Un jeune homme vivait en des temps reculés, avide de réalisation spirituelle. Le monde qui l’entourait ne lui convenait pas, il ne voyait partout qu’illusion, superficialité et désirs impurs.
Il entendit parler d’un grand maître zen, vivant dans un petit ermitage en haut d’une montagne surplombant la vallée. Il s’y rendit avec toute sa ferveur, aspirant à quitter le « bas-monde » pour s’immerger dans l’extase d’une retraite spirituelle aux côtés d’un maître réalisé.

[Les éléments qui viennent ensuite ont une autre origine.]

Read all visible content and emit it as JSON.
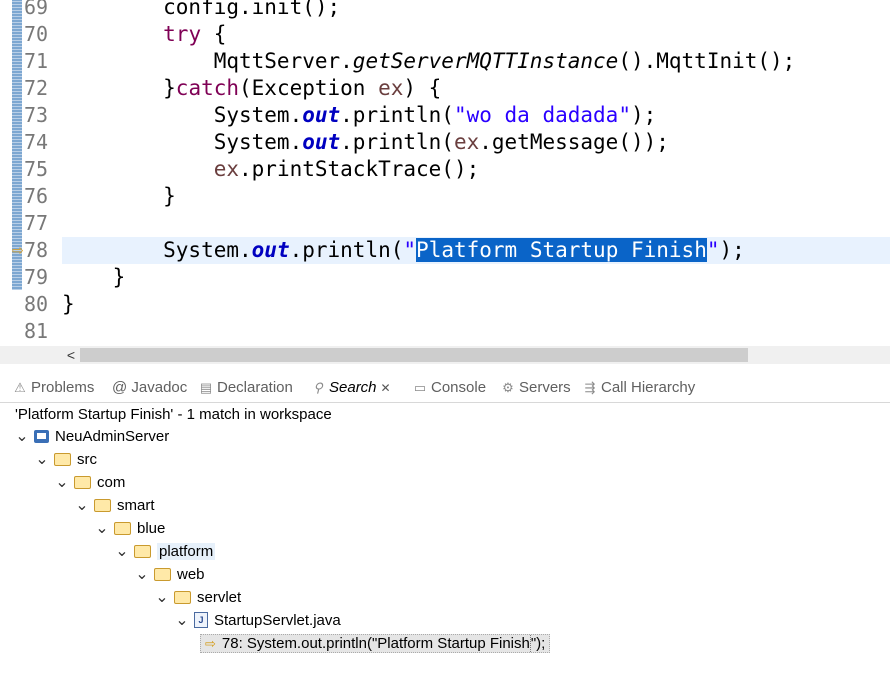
{
  "editor": {
    "lines": [
      {
        "num": "69",
        "segments": [
          [
            "",
            "        config.init();"
          ]
        ]
      },
      {
        "num": "70",
        "segments": [
          [
            "",
            "        "
          ],
          [
            "kw",
            "try"
          ],
          [
            "",
            " {"
          ]
        ]
      },
      {
        "num": "71",
        "segments": [
          [
            "",
            "            MqttServer."
          ],
          [
            "mth",
            "getServerMQTTInstance"
          ],
          [
            "",
            "().MqttInit();"
          ]
        ]
      },
      {
        "num": "72",
        "segments": [
          [
            "",
            "        }"
          ],
          [
            "kw",
            "catch"
          ],
          [
            "",
            "(Exception "
          ],
          [
            "var",
            "ex"
          ],
          [
            "",
            ") {"
          ]
        ]
      },
      {
        "num": "73",
        "segments": [
          [
            "",
            "            System."
          ],
          [
            "fld",
            "out"
          ],
          [
            "",
            ".println("
          ],
          [
            "str",
            "\"wo da dadada\""
          ],
          [
            "",
            ");"
          ]
        ]
      },
      {
        "num": "74",
        "segments": [
          [
            "",
            "            System."
          ],
          [
            "fld",
            "out"
          ],
          [
            "",
            ".println("
          ],
          [
            "var",
            "ex"
          ],
          [
            "",
            ".getMessage());"
          ]
        ]
      },
      {
        "num": "75",
        "segments": [
          [
            "",
            "            "
          ],
          [
            "var",
            "ex"
          ],
          [
            "",
            ".printStackTrace();"
          ]
        ]
      },
      {
        "num": "76",
        "segments": [
          [
            "",
            "        }"
          ]
        ]
      },
      {
        "num": "77",
        "segments": [
          [
            "",
            ""
          ]
        ]
      },
      {
        "num": "78",
        "current": true,
        "segments": [
          [
            "",
            "        System."
          ],
          [
            "fld",
            "out"
          ],
          [
            "",
            ".println("
          ],
          [
            "str",
            "\""
          ],
          [
            "sel",
            "Platform Startup Finish"
          ],
          [
            "str",
            "\""
          ],
          [
            "",
            ");"
          ]
        ]
      },
      {
        "num": "79",
        "segments": [
          [
            "",
            "    }"
          ]
        ]
      },
      {
        "num": "80",
        "segments": [
          [
            "",
            "}"
          ]
        ]
      },
      {
        "num": "81",
        "segments": [
          [
            "",
            ""
          ]
        ]
      }
    ]
  },
  "tabs": [
    {
      "label": "Problems",
      "icon": "problems-icon",
      "glyph": "⚠"
    },
    {
      "label": "@ Javadoc",
      "icon": "javadoc-icon",
      "glyph": ""
    },
    {
      "label": "Declaration",
      "icon": "declaration-icon",
      "glyph": "▤"
    },
    {
      "label": "Search",
      "icon": "search-icon",
      "glyph": "⚲",
      "active": true
    },
    {
      "label": "Console",
      "icon": "console-icon",
      "glyph": "▭"
    },
    {
      "label": "Servers",
      "icon": "servers-icon",
      "glyph": "⚙"
    },
    {
      "label": "Call Hierarchy",
      "icon": "call-hierarchy-icon",
      "glyph": "⇶"
    }
  ],
  "search": {
    "summary": "'Platform Startup Finish' - 1 match in workspace",
    "tree": [
      {
        "depth": 0,
        "label": "NeuAdminServer",
        "type": "project"
      },
      {
        "depth": 1,
        "label": "src",
        "type": "folder"
      },
      {
        "depth": 2,
        "label": "com",
        "type": "folder"
      },
      {
        "depth": 3,
        "label": "smart",
        "type": "folder"
      },
      {
        "depth": 4,
        "label": "blue",
        "type": "folder"
      },
      {
        "depth": 5,
        "label": "platform",
        "type": "folder",
        "highlight": true
      },
      {
        "depth": 6,
        "label": "web",
        "type": "folder"
      },
      {
        "depth": 7,
        "label": "servlet",
        "type": "folder"
      },
      {
        "depth": 8,
        "label": "StartupServlet.java",
        "type": "java"
      }
    ],
    "match": {
      "prefix": "78: System.out.println(\"",
      "term": "Platform Startup Finish",
      "suffix": "\");"
    }
  }
}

Après plusieurs semaines de siège de l’ermitage, le maître zen l’accepta enfin. Pendant de longues années il lui dispensa son savoir et le jeune homme atteignit effectivement un haut degré de réalisation dans bien des domaines de la pratique.
Un jour le maître zen convoqua son disciple pour lui annoncer : « tu ne pourras rester à mes côtés qu’à une seule condition : que tu descendes dans la vallée pour remplir cette gourde et que tu me la ramènes !».
Le jeune homme était plein de confiance. Il se dit que cette mission serait aussi vite remplie que la gourde, et qu’il pourrait rapidement revenir aux côtés de son maître dans cet ermitage préservé.
Il descendit donc en trombe et remplit la gourde au premier puits qu’il croisa. Bien vite il retourna retrouver son maître. Quand celui-ci ouvrit la gourde, il la renversa : elle était vide !
Le jeune homme ne comprenait pas. Il aurait juré l’avoir rempli à ras bord. Il retourna dans la vallée, trouva un autre puits et remplit la gourde jusqu’à son bord. Effectivement il s’aperçut que sitôt remplie, la gourde se vidait, sans pourtant qu’il ne perçoive aucune fuite ! Il parcouru ainsi toutes les sources de la région, tentant de remplir la gourde qui se vidait sans cesse. Il fut d’abord abattu. Il savait que son maître refuserait de l’accueillir avec une gourde vide. Pendant encore 1 an il erra de source en puits, de fontaine en cascades … mais aucune eau ne semblait convenir.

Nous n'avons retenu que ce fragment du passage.